"She never looked nice. She looked like art, and art wasn't supposed to look nice; it was supposed to make you feel something."
We live in the post-modern era. A time where art is stripped of all standard definition, for interpretation is relative, subject to the consumers. And so we do. We define art. Or do we?
Every human being, mind and body, is a unique work of art. Art was never meant for standardization --but how often have we attempted to categorize them into our "panoptic divisions" --That's some lawyer stuff right there. Ooh, doctor material. Nah, probably a cleaner at a food center. Exaggerating common pieces of work and so often disparaging the elegant pieces of fine art, thinking we have it all. Such ignorance. I don't quite know what to think, whether it is more tragic for the subjects of discussion or the subject debaters, in their lamentably narrow scope of minds.
Why do try so hard to fit in? Perhaps we were never meant to. It is a lovely thing to be born different. Why do we allow ourselves to think otherwise? For in so doing we casually dispose of true art and prize instead the garish pieces that can be found just about anywhere. The original pieces of unique art are then sculpted by society into mere imitations --a rueful fraction of the beauty they once were -- or lay hidden, never to be discovered.
We fail to appreciate art, or just about anything. The birth of a newborn infant is always seen as a lovely thing. A miracle, a new life, a magical creation of raw art. Does it then ever occur to us that every human being we perceive was once that frail infant? Why have we now lost that element of wonder, even as we see the living wonders that surround us?

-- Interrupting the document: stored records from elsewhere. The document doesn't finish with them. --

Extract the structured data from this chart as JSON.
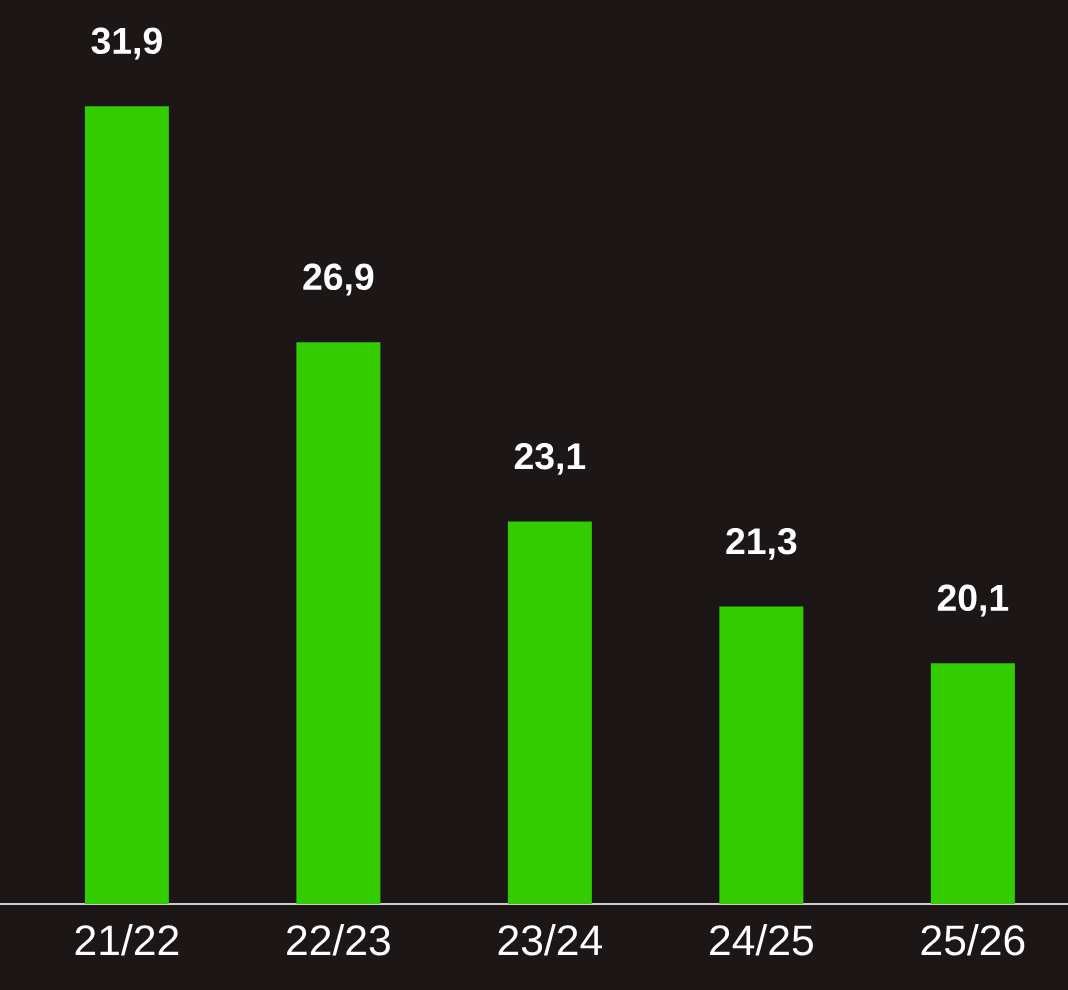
{
  "chart_data": {
    "type": "bar",
    "categories": [
      "21/22",
      "22/23",
      "23/24",
      "24/25",
      "25/26"
    ],
    "values": [
      31.9,
      26.9,
      23.1,
      21.3,
      20.1
    ],
    "value_labels": [
      "31,9",
      "26,9",
      "23,1",
      "21,3",
      "20,1"
    ],
    "color": "#33cc00",
    "ylim": [
      15,
      34.15
    ]
  }
}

We don't define art. We destroy it.
Friday, 14 February 2014
So here we are again...the day of gifts and love letters, dinner dates and overpriced flowers. The day of love.
I never got why singles made such a big deal over valentines. Or the couples, for that matter. Singles are "alone" every single day of the year anyway, so the entire fuss is really quite redundant and completely unnecessary. And for the couples, well, i get it. Having a special day is fun... but i'd really rather every day be like valentines instead of blowing up a singular event like that. It can get rather pretentious...and besides, consistency is key! Of course, that's just my personal preference (if i was attached in the first place) so i suppose you just wasted a good three minutes or so of your life reading all that for essentially nothing. Heh #sorrynotsorry
Valentines day this year was surprisingly good. Didn't do anything special but i worked on re-painting my room. Going for a cleaner look since previously it looked like it belonged to a nine year old. But i'm telling you, i've never appreciated painting services so much before. Attempting to paint my room (well actually just one wall) was craaaazy. YOUR. ARMS. WILL. LEGIT. BREAK. I can barely feel my arms now ): Will probably upload room pics when i'm done decorating the wall!

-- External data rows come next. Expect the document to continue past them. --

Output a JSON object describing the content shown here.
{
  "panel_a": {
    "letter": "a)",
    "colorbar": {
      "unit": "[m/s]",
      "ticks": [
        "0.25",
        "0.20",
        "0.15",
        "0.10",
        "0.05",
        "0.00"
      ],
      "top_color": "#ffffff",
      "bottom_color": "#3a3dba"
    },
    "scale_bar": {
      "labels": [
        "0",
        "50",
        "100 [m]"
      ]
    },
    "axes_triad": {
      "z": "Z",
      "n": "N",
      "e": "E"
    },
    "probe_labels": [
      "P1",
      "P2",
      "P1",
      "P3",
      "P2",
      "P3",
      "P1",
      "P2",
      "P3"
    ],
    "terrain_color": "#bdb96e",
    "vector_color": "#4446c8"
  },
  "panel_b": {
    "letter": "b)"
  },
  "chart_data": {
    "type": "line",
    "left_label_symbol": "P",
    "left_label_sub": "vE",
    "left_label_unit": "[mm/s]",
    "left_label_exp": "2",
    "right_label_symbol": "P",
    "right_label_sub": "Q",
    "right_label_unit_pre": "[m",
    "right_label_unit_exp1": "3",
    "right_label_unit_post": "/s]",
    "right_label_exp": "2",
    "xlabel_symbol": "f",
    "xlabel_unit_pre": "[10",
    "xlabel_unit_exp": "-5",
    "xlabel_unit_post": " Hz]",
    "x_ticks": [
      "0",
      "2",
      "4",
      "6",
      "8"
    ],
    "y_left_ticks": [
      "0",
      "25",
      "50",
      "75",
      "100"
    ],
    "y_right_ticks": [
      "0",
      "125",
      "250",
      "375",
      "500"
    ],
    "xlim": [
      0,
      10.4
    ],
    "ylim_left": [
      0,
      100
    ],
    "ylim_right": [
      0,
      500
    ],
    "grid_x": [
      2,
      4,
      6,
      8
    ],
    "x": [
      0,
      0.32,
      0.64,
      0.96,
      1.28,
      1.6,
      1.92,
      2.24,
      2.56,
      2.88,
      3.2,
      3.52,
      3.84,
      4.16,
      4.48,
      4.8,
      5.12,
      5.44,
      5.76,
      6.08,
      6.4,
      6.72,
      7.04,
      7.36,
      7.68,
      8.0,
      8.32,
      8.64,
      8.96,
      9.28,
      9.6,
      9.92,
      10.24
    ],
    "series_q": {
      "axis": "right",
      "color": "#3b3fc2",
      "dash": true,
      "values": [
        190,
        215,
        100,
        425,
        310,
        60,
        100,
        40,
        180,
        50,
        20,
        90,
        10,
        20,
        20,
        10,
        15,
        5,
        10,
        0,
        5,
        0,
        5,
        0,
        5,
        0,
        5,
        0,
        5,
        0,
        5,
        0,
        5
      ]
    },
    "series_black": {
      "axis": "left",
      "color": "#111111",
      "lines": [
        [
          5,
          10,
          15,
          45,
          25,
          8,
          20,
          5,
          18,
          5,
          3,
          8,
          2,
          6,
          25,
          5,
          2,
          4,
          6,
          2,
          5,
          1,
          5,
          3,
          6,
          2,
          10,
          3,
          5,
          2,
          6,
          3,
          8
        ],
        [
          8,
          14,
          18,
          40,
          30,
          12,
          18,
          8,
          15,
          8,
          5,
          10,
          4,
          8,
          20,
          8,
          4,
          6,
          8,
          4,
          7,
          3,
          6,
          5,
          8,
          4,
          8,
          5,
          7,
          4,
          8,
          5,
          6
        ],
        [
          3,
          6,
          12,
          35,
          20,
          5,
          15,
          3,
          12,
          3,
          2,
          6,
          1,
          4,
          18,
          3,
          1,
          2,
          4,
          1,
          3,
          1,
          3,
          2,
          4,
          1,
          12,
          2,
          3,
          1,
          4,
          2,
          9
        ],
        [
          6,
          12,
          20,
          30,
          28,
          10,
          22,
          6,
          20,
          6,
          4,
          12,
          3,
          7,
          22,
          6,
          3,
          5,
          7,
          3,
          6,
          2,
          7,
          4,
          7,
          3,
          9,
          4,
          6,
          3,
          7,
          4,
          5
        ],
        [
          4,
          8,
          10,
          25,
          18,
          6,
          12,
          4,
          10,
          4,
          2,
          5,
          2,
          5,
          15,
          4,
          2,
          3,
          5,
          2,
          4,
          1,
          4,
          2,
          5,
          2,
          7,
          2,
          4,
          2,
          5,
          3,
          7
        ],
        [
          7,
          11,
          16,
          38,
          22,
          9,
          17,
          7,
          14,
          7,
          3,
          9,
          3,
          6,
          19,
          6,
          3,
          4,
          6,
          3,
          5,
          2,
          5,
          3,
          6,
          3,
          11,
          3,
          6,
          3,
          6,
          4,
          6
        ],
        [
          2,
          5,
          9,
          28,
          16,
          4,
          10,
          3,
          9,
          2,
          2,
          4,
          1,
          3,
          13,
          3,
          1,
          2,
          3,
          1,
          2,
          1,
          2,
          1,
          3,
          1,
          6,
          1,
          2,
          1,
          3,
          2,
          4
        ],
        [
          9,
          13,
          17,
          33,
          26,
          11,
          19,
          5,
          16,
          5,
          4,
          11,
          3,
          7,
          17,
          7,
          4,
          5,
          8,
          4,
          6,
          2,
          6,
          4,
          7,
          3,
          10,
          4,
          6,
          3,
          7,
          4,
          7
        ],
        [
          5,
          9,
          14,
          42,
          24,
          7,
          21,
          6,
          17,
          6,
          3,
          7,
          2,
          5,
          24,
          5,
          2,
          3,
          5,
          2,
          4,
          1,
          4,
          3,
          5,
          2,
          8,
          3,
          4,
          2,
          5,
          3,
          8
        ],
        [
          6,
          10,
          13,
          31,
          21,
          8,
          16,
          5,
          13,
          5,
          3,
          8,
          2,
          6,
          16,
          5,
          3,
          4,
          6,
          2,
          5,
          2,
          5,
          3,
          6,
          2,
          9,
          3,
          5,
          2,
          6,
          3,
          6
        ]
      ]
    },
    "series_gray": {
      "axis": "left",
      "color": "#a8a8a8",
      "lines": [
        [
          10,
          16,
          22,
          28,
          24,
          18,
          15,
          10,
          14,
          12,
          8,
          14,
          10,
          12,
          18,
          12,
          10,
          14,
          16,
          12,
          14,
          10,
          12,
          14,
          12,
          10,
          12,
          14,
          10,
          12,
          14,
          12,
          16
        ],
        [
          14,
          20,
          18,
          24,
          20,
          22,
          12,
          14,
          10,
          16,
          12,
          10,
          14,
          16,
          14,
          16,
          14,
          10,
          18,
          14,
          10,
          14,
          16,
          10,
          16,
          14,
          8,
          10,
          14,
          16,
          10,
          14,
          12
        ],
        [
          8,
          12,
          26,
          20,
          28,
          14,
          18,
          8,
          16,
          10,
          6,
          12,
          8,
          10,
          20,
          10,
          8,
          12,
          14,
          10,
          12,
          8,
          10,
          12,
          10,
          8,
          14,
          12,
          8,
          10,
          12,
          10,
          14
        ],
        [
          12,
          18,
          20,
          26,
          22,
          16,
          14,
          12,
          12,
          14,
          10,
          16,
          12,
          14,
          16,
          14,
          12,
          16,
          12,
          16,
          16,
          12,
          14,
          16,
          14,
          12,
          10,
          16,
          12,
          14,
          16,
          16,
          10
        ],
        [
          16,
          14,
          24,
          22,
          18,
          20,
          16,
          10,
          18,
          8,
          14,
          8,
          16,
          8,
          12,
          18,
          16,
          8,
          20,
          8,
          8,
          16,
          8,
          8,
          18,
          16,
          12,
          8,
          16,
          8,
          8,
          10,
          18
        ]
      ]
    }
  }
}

I was walking along Orchard Road earlier after getting some stuff and it was really kind of weird when i saw all the couples with their balloons and flowers because it actually felt...nice. Very nice. Surprisingly nice. Their bright smiles gave off this warm glow and i realized i've never seen so many Singaporeans looking so happy before. Everyone everywhere was smiling (a significant contrast from the usual stoned/stressed faces i'm accustomed to) and it just felt really amazing (': Maybe one day that'd be me, smiling shyly as i breathe in the sweet scent of a bouquet. Today though, i love myself. (Spent far more than necessary and my purse is feeling the burn. Oops). Single or attached, just be happy guys...you deserve to be (:
Happy Valentines. xoxo
Monday, 10 February 2014
I hate being human.
And i've never hated it as much as i do now, never felt so human. Susceptible. Weak. I loathe it. I once thought this fragility captivating. But i don't, not now.

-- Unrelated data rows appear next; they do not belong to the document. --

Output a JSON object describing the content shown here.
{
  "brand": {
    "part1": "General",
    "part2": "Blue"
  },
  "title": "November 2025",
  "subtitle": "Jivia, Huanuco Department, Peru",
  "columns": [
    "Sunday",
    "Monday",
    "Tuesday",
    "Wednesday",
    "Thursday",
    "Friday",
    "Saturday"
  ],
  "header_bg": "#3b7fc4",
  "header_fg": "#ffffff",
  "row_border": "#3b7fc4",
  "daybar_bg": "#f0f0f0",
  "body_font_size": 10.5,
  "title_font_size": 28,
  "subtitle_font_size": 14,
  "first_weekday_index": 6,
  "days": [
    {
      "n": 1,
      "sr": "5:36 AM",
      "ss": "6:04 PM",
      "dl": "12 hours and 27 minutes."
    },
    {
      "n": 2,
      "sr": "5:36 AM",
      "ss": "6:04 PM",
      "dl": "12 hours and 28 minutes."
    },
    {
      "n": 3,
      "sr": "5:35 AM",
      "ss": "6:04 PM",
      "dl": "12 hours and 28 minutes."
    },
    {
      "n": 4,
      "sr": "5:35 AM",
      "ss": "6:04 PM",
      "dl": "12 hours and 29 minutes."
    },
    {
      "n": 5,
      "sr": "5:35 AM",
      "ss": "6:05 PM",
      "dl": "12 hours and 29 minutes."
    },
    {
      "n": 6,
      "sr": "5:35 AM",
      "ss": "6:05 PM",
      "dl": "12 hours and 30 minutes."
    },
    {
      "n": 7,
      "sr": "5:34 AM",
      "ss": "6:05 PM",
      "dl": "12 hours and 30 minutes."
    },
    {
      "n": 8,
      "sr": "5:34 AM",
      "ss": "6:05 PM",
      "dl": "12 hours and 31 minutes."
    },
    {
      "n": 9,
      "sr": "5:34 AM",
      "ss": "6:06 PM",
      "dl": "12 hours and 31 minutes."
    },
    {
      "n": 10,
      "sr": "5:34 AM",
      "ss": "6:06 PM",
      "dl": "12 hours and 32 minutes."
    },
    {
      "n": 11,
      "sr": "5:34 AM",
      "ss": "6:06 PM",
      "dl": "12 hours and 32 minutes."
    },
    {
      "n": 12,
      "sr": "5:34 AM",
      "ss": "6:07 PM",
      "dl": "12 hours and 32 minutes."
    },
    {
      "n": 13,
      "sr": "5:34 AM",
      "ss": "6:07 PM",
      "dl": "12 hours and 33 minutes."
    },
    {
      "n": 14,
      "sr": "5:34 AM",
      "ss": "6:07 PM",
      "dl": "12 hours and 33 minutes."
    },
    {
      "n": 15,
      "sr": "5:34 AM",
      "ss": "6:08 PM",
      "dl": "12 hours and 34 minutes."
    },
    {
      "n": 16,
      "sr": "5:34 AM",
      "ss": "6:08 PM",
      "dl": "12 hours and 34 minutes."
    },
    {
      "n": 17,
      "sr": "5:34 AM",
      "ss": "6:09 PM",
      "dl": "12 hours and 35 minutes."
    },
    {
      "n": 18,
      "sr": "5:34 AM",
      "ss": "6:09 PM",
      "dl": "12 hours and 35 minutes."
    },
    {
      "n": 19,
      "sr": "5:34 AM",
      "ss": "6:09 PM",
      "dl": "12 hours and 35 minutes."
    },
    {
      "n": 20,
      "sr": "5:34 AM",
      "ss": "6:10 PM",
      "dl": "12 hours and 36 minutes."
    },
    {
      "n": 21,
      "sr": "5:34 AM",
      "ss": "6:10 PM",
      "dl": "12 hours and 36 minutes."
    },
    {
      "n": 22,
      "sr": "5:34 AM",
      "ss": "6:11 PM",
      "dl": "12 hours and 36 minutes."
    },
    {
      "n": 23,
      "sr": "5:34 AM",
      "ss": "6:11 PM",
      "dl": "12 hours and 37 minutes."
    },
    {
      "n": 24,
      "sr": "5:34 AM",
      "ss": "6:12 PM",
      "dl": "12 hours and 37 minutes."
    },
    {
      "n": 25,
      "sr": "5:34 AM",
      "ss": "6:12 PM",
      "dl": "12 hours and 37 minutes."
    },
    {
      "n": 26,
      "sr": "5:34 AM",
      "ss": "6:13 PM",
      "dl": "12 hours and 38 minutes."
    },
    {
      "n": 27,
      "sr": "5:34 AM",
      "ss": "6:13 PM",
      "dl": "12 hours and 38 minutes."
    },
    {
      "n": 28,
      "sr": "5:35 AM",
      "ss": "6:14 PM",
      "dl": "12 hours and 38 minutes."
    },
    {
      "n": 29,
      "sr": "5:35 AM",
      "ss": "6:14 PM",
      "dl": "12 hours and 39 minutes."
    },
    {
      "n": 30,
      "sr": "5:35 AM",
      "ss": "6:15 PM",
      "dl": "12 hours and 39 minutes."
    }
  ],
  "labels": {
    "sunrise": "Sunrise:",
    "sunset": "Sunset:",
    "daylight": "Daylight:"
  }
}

Nobody understands. Don't be sad, they say. I am not at all sad when i type this...I am scared. Scared that one day i'll completely lose touch with my humanity because i am afraid of not being in control. Scared that one day i might become an emotionless robot, because it's too tiring to love, too tiring to hate. Indifference. Perhaps then i wouldn't feel any pain, because the only kind of pain that can truly hurt is pain that is inflicted on an emotional level. And that's why the idea of indifference is so appealing --not because of what i see in it, but because of what it helps me not to see. Being void of any emotion whatsoever. Can one attain such a state? I suppose it doesn't matter, because that's not what i really want anyway.
I fear being alone. I fear being around people. What exactly do i want? Sometimes i think i shall never know. I should believe in people, hold some hope for the good of mankind. But i can't. I can't bring myself to, not when the people who were supposed to love me the most hurt me instead, intentionally or otherwise, so much that sometimes i am convinced i shall never recover. Even as my fingers run lightly across this keyboard my mind is in a mess, my heart racing as i attempt to pen down in this incoherence the emotions that i'm feeling this very moment. Because what if one day i never feel again? "You're so complicated," people tell me, and laugh. Except there isn't anything the least bit humorous.
As i hear the multitude of voices in the background and in my head it takes everything in me not to yell my lungs out. To maintain poise and composure, taking in every biting word as it slices through my heart. "Why do you hurt me so?" is what i think, again and again. But outside, i smile. I think the saddest kind of sad isn't the type where you bawl your eyes out, or the ones where fresh tears stream down your cheeks. The saddest kind of sad is the kind that tries to be happy. The kind that is found in a smile, even when ones eyes are dark, downcast. The kind that i see in the mirror every other day.
There are some days when i think that things might be okay, that i have the strength to survive after all. Some days i can actually see the good things in life, some days i have a genuine smile because of the people God has put in my life, people who actually make me feel loved. Some days, i actually feel okay... happy, even. Not today. Today i feel human. And all i want to do is run away, as far as possible from this mess that i have to call my life.